On 3/30/25 6:44 PM, Martin Bishop wrote:
Your driver design sketches and comments are
substantially on the money. Thank you for making them public. However, an effective
implementation in discrete components would not be "tiny" - even with 0402
passives and a pick / place machine on the case.
No, not tiny. With the BGA parts of the FPGA and DDR3 SDRAM, I'd
already made the choice that this board would have to be commercially
assembled so smaller parts were acceptable. Even so, at one point I
mocked it up just to see if it would fit with SOT-23 and 0603 parts and
it did, just barely, across a double-height QBUS board. That was one of
my simpler designs for this, though. So dunno. If you can lay out the
circuit to drive two bus lines in a chain of components that's only one
SOT-23 wide, then I think it fits. It might stretch up the board a
ways, but I have room in that direction.
Perhaps someday, someone will do a Q/U driver on a
multi project wafer - or is that unafordable. Or, to fly another kite - what about FPAA
(Field Programmable Analog Array) components ?
I hadn't thought about those multi-project wafers. Don't know if that'd
make sense. I keep hoping that one day soon we'll start to see
hobbyist-level 3d printing of ICs. Maybe only 1µm feature size or even
larger but think what people would do with that. Not out there yet though.
Regarding comparators, as receivers, the TLV3501 (for
example) is a 5v / 5 ns part - add hysteresis and set the H/L thresholds using resistors.
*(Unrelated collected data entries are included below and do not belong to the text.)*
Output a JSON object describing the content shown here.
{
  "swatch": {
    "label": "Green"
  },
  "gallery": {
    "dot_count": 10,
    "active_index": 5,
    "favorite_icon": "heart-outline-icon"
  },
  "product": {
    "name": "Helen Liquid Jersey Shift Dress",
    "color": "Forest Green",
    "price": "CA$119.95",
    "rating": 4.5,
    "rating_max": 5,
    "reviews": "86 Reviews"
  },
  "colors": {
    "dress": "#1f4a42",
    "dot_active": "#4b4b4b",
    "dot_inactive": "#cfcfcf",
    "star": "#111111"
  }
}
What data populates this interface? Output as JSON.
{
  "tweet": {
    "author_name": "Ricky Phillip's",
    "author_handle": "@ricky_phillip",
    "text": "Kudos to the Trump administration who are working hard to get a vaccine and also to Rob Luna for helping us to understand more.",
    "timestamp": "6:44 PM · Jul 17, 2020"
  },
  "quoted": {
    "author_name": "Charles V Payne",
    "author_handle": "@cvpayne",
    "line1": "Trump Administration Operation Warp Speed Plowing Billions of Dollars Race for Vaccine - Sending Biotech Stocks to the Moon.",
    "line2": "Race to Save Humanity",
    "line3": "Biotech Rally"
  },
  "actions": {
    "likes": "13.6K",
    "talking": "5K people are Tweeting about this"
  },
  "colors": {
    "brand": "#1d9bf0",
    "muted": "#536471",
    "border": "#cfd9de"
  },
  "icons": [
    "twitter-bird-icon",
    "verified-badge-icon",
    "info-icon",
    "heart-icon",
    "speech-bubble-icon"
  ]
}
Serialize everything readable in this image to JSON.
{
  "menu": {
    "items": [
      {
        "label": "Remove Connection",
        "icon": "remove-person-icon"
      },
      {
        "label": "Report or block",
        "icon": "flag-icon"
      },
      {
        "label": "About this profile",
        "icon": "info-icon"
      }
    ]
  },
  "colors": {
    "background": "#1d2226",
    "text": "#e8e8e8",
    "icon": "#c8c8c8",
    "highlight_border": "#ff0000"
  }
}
Certainly receives OC signals for me.
Yup, that's the sort of part I was thinking of. I'd used the MAX9107
but the TI part is even faster. One thing I could never find was a
comparator that was both fast and had a OC/OD output. Or one that ran on
3.3V so it could drive the FPGA directly but was rated for higher
voltages than Vcc on the inputs.
Should you make further progress very interested to
hear of it
I'm not sure where I'm going to go with these ideas but if I do
anything, I'll be sure to let people know.